A study of microstructural changes in synthetic fibres resulting from mechanical deformations

Kvaratskheliya, Varvara A. January 2001 (has links)
This investigation examines the structure-property relationships of high modulus fibres. Five fibre classes were chosen for examination. These are p-aromatic copolyamide (Armos and SVM) and poly-p-aramids (Terlon and Kevlar) obtained from rigid chain polymers; poly-m-aramids (Phenylon and Nomex) obtained from semi rigid chain polymers, and aliphatic polyamide (Capron and Nylon) and Polyethylene obtained from flexible chain polymers. The thermo-mechanical properties studied include tensile properties, thermal shrinkage, creep-recovery, stress-relaxation and residual deformation over a range of temperatures. Results show that mechanical properties are highly related to chain rigidity, orientation and crystallinity of the fibres. The presence of aromatic rings in polymer chains increase the polymer rigidity. The higher the intermolecular attractive force and chain rigidity, the greater the resistance to heat. Study of the creep-recovery properties of polyamide fibres shows that irrecoverable residual deformation for the rigid chain polymers is accumulated within a very short initial period of time (15 seconds) when the load is applied.

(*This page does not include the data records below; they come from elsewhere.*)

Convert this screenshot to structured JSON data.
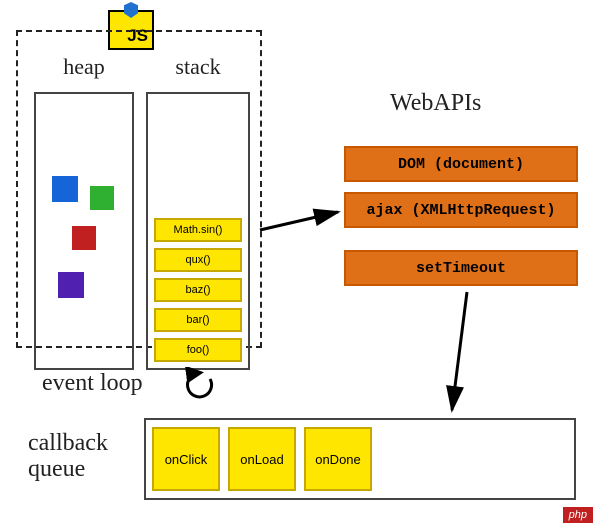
{
  "js_badge": {
    "text": "JS"
  },
  "runtime": {
    "heap_label": "heap",
    "stack_label": "stack",
    "stack_frames": [
      "Math.sin()",
      "qux()",
      "baz()",
      "bar()",
      "foo()"
    ]
  },
  "webapis": {
    "title": "WebAPIs",
    "items": [
      "DOM (document)",
      "ajax (XMLHttpRequest)",
      "setTimeout"
    ]
  },
  "event_loop_label": "event loop",
  "callback": {
    "label": "callback\nqueue",
    "items": [
      "onClick",
      "onLoad",
      "onDone"
    ]
  },
  "watermark": "php"
}
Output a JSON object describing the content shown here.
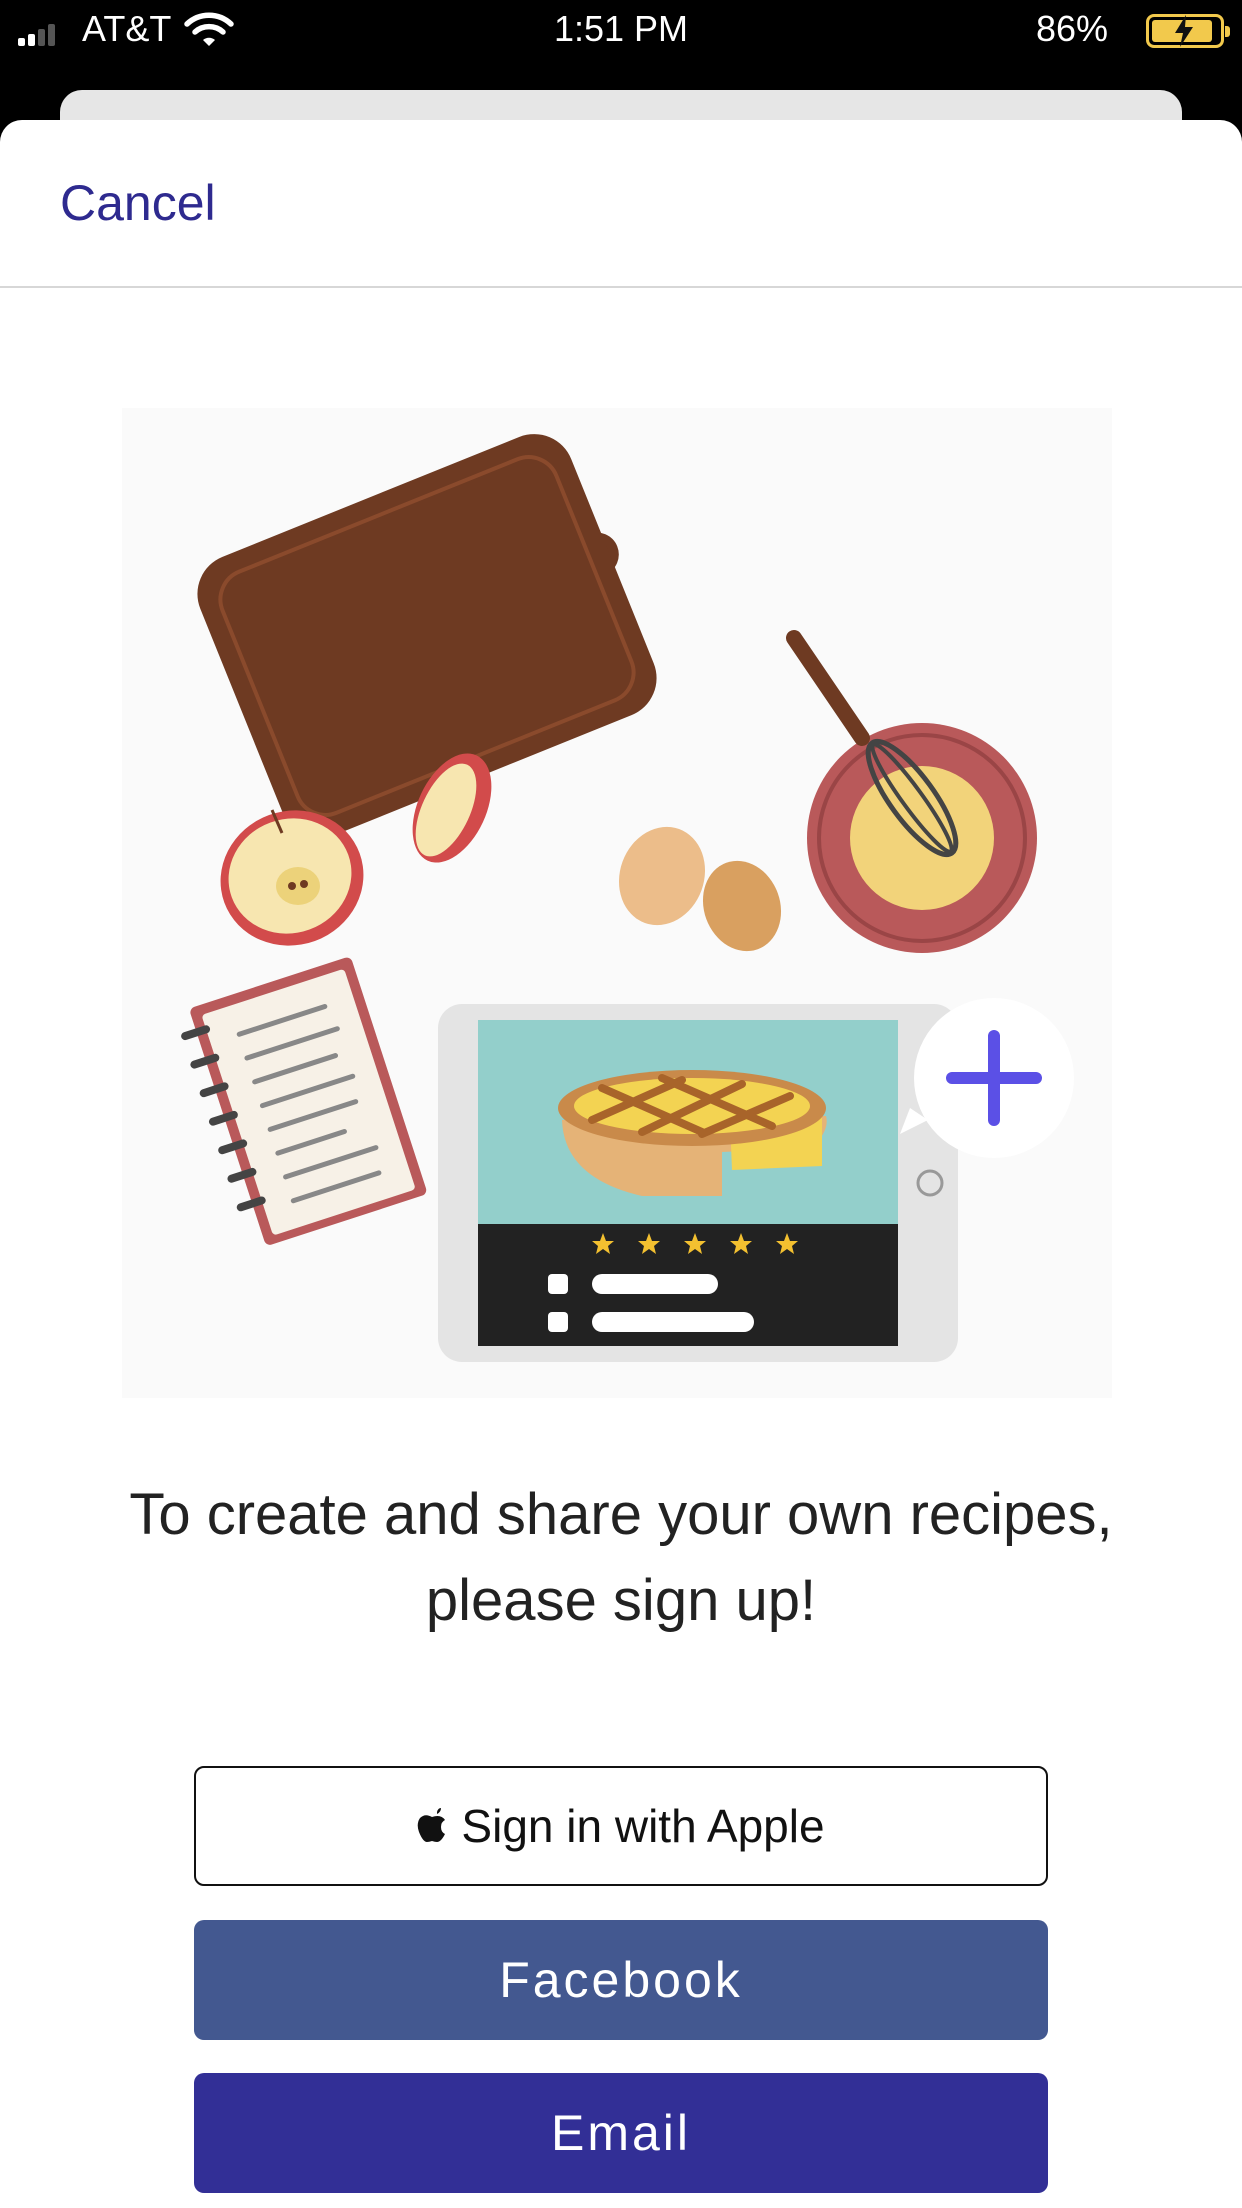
{
  "status_bar": {
    "carrier": "AT&T",
    "time": "1:51 PM",
    "battery_percent": "86%",
    "signal_bars": 2,
    "battery_level": 0.86,
    "charging": true
  },
  "nav": {
    "cancel_label": "Cancel"
  },
  "illustration": {
    "icons": [
      "cutting-board-icon",
      "apple-slice-icon",
      "egg-icon",
      "whisk-bowl-icon",
      "notebook-icon",
      "tablet-icon",
      "pie-icon",
      "star-icon",
      "plus-icon"
    ],
    "rating_stars": 5
  },
  "main": {
    "message": "To create and share your own recipes, please sign up!"
  },
  "buttons": {
    "apple": "Sign in with Apple",
    "facebook": "Facebook",
    "email": "Email"
  },
  "colors": {
    "accent": "#2e2a8f",
    "facebook": "#435890",
    "email": "#322f96",
    "plus": "#5b50e6"
  }
}
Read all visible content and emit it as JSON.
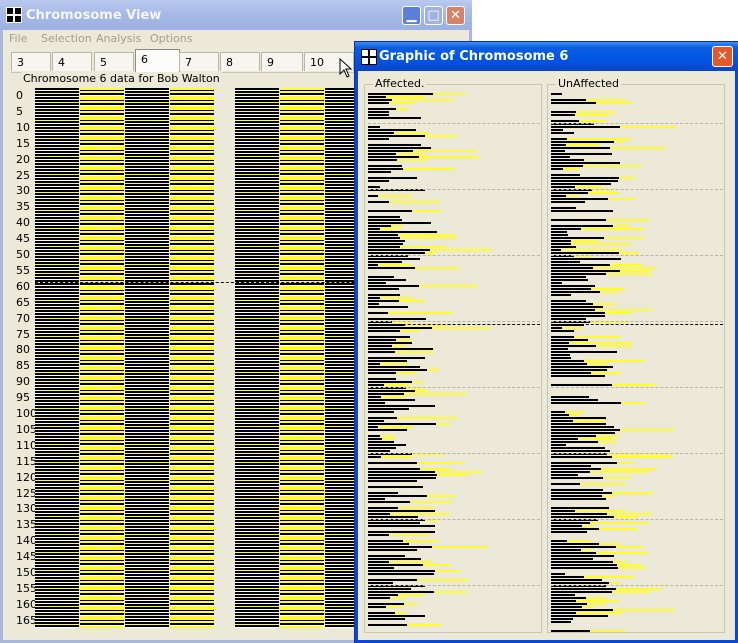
{
  "main_window": {
    "title": "Chromosome View",
    "menu": [
      "File",
      "Selection",
      "Analysis",
      "Options"
    ],
    "tabs": [
      "3",
      "4",
      "5",
      "6",
      "7",
      "8",
      "9",
      "10"
    ],
    "active_tab": "6",
    "group_label": "Chromosome 6 data for  Bob Walton",
    "row_labels": [
      "0",
      "5",
      "10",
      "15",
      "20",
      "25",
      "30",
      "35",
      "40",
      "45",
      "50",
      "55",
      "60",
      "65",
      "70",
      "75",
      "80",
      "85",
      "90",
      "95",
      "100",
      "105",
      "110",
      "115",
      "120",
      "125",
      "130",
      "135",
      "140",
      "145",
      "150",
      "155",
      "160",
      "165"
    ]
  },
  "graphic_window": {
    "title": "Graphic of Chromosome 6",
    "affected_label": "Affected.",
    "unaffected_label": "UnAffected"
  },
  "colors": {
    "yellow": "#fffb2c",
    "black": "#000000",
    "xp_blue": "#0055e5",
    "xp_inactive": "#a5b8e6"
  }
}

However for semi-rigid or flexible chain polymer fibres, the residual deformation is accumulated during the whole creep process. The characteristics of tensile stress-strain properties and the accumulation of residual deformation are found to be temperature dependent, especially in the case of Armos and SVM. The mechanical properties of polyamide fibres are also influenced by moisture which is associated with intermolecular interaction. Supplementary studies using FTIR, SEM and DSC were also undertaken. FTIR was used for preliminary investigation into the intermolecular hydrogen bonding and associated moisture in fibres. The results support the explanation of the thermomechanical properties of polyamide fibres. SEM results show the fibre rupture mechanism related to the fibre structures.